Champions

Mother Reresa Faithful

The 2016 Olympics in Rio de Janeiro have ended and the teams with their champions are home parading their national heroes.  American Gold Medalists will soon be appearing on retail shelves promoting everything from cereal to sportswear.  Children competing in Olympic sanctioned sports look up to our Olympic athletes as role models.  Some of those children have hopes of some day being selected for our national teams.

People love champions.  The word “champion” traces back to the Middle Ages in Late Latin as “campiōn”.  “Champion” can refer to a person who has defeated all other contenders in a competition.  It can also refer to anything that takes the blue ribbon in a competition; a best of show photo, a top prize winning pie or a blue ribbon pig.  A champion can also be the victor on a battlefield.  You can be a champion while championing a cause.  You can be a champion of the homeless while championing the cause of low cost shelter development.  Like the champion athletes, some social champions are high visibility, well known celebrities.  Others carry their passions and pursue their causes with no demand for name recognition or glory, and yet their efforts have tremendous impact.  Some who come to mind are the martyred Archbishop Oscar Romero and Father Ragheed Ganni and also Mother (soon to be Saint) Teresa of Calcutta.

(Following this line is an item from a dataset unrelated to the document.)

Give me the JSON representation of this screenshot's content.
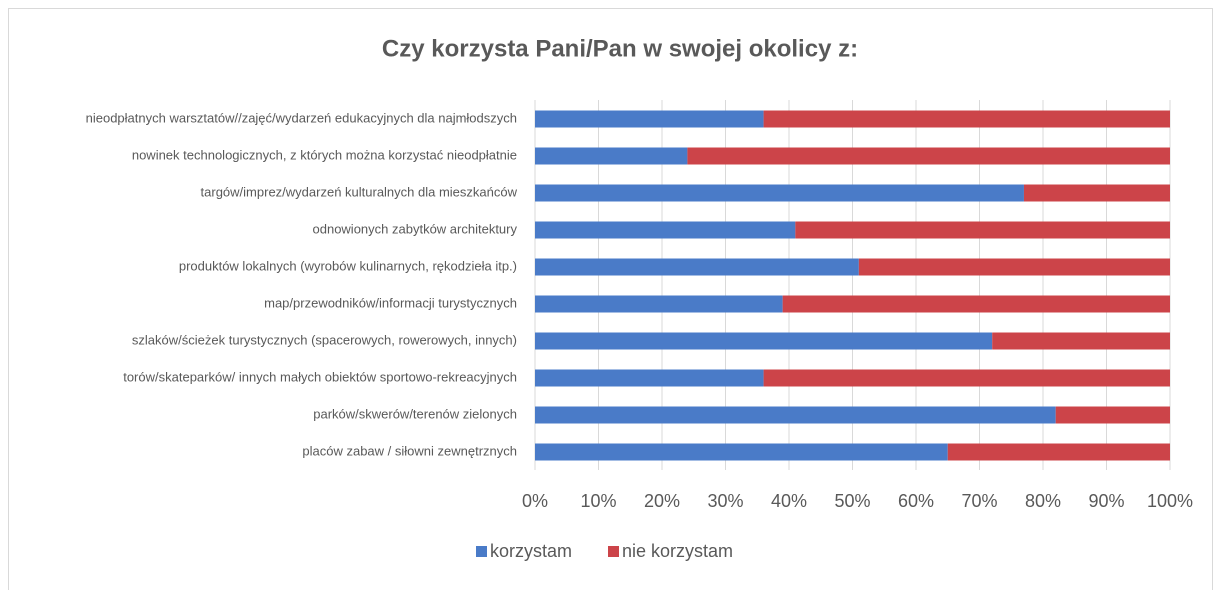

You see – there’s more to being a champion than being number one.  However, most people don’t long remember those who come in second, or third – or last.  I remember watching films of the 1968 Mexico City Summer Olympics; specifically, films of John Stephen Akwhari, the Tanzanian marathon runner who, despite his injuries from a terrible fall, continued running and entered the stadium over an hour after every other runner had finished.  When asked why he didn’t quit after his fall, Akwhari simply said “My country did not send me five thousand miles to start the race.  They sent me five thousand miles to finish the race.”  He received a standing ovation from all who remained in the stadium after the awards ceremony, and you can be sure all who saw him run around that track remember the name of the man who came in last.  He is their champion.

Abby D’Agostino and Nikki Hamblin went to Rio to run in the women’s 5,000 meter race.  Neither had any idea they would be remembered for much more than their running.  As champion athletes selected for their American and New Zealand women’s track teams respectively, these women were already warriors on the track.  That competitiveness may have led to the collision and fall that took place during a qualifying heat in Rio; it’s difficult to say with certainty.  What can be, and was said is what defined these women’s championship moment for the rest of their lives.  Being a champion can require you to empty yourself of ambition and sacrificially focus on the needs of another.  When the severely injured D’Agostino saw Hamblin lying on the track, she turned back to help her up.  The American later said in a statement to the media “Although my actions were instinctual at that moment, the only way I can and have rationalized it is that God prepared my heart to respond that way… This whole time here he’s made clear to me that my experience in Rio was going to be about more than my race performance — and as soon as Nikki got up I knew that was it.”  I guess being a champion is always about winning a medal or a trophy, but it IS always about faithfully doing what God has enabled you to do, the way He tells you to do it, when He tells you to do it – no matter what.